Tom MacWood,
When I first got into the business, I was told to use nearby railroad grades (especially the bottom of bridges crossing major creeks, which are said to be 2 feet above the calculated high flood level) as a guide to 100 year flood elevations. That data was probably available, as most track building in the US started iafter the civil war, and peaked in 1917. And, although more sophisicated now, the railroad engineers (the kind that draw plans, not the kind that run trains) had some data and used it conservatively.
Ross could have used that, or local knowledge from the old guys (Yeah, Mr. Ross, in the flood of 1888, the water got to the top of the first floor of the farmhouse, and that's the biggest flood I've seen in my 76 years on this planet) I still use that kind of field data, albeit with a bit more fear that some lawyer some day will argue that the Owner should have paid an engineer $100K to do a study to prove theoretically what actually happened in the real world!

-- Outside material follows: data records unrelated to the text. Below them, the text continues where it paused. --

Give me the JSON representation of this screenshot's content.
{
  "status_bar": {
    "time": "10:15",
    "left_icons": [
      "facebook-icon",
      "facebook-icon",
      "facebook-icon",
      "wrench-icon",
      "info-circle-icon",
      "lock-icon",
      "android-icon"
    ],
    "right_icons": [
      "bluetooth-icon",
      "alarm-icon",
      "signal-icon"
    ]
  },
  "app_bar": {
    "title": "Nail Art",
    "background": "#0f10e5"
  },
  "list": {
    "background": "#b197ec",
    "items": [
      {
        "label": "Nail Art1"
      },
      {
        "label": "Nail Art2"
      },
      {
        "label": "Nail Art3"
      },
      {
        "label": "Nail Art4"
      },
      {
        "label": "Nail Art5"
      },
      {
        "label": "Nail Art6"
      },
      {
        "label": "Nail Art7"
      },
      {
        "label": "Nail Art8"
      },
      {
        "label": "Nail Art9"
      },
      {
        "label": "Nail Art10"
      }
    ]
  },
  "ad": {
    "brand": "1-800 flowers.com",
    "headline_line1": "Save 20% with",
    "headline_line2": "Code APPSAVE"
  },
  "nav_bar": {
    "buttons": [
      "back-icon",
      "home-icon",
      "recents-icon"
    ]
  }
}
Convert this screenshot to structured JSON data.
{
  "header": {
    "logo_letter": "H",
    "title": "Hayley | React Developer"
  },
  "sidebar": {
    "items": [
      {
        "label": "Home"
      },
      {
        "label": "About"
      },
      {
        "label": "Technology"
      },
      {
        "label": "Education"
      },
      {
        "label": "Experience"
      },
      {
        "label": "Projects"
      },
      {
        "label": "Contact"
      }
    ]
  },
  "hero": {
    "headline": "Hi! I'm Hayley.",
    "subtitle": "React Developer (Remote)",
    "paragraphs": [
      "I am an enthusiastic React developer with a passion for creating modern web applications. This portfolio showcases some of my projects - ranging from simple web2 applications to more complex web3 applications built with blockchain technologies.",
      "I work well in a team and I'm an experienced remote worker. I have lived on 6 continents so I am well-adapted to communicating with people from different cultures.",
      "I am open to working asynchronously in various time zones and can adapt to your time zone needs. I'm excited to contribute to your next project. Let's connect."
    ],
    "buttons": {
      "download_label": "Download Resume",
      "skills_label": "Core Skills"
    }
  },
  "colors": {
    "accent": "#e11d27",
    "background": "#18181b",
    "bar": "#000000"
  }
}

However, as I have said before, Kris J. graciously allowed me to look at hundreds of Ross plans, and I never saw that mentioned, although I may not have been looking at floodplain courses. Many, many green plans in the Tufts archives call for getting fill to raise the back of the green from bunkers in front. It was the closest haul.
I also saw Ross filed notes for Franklin Hills in Detroit with Jeff Mingay, and on the par 3 third, he lowered the green for vision and also lowered another one in a side hill (Hole 2) to balance cut and fill, according to his field notes. All in all, pretty modern, and practical thinking. And evidence that, as Tom Doak says, Ross used all of a property.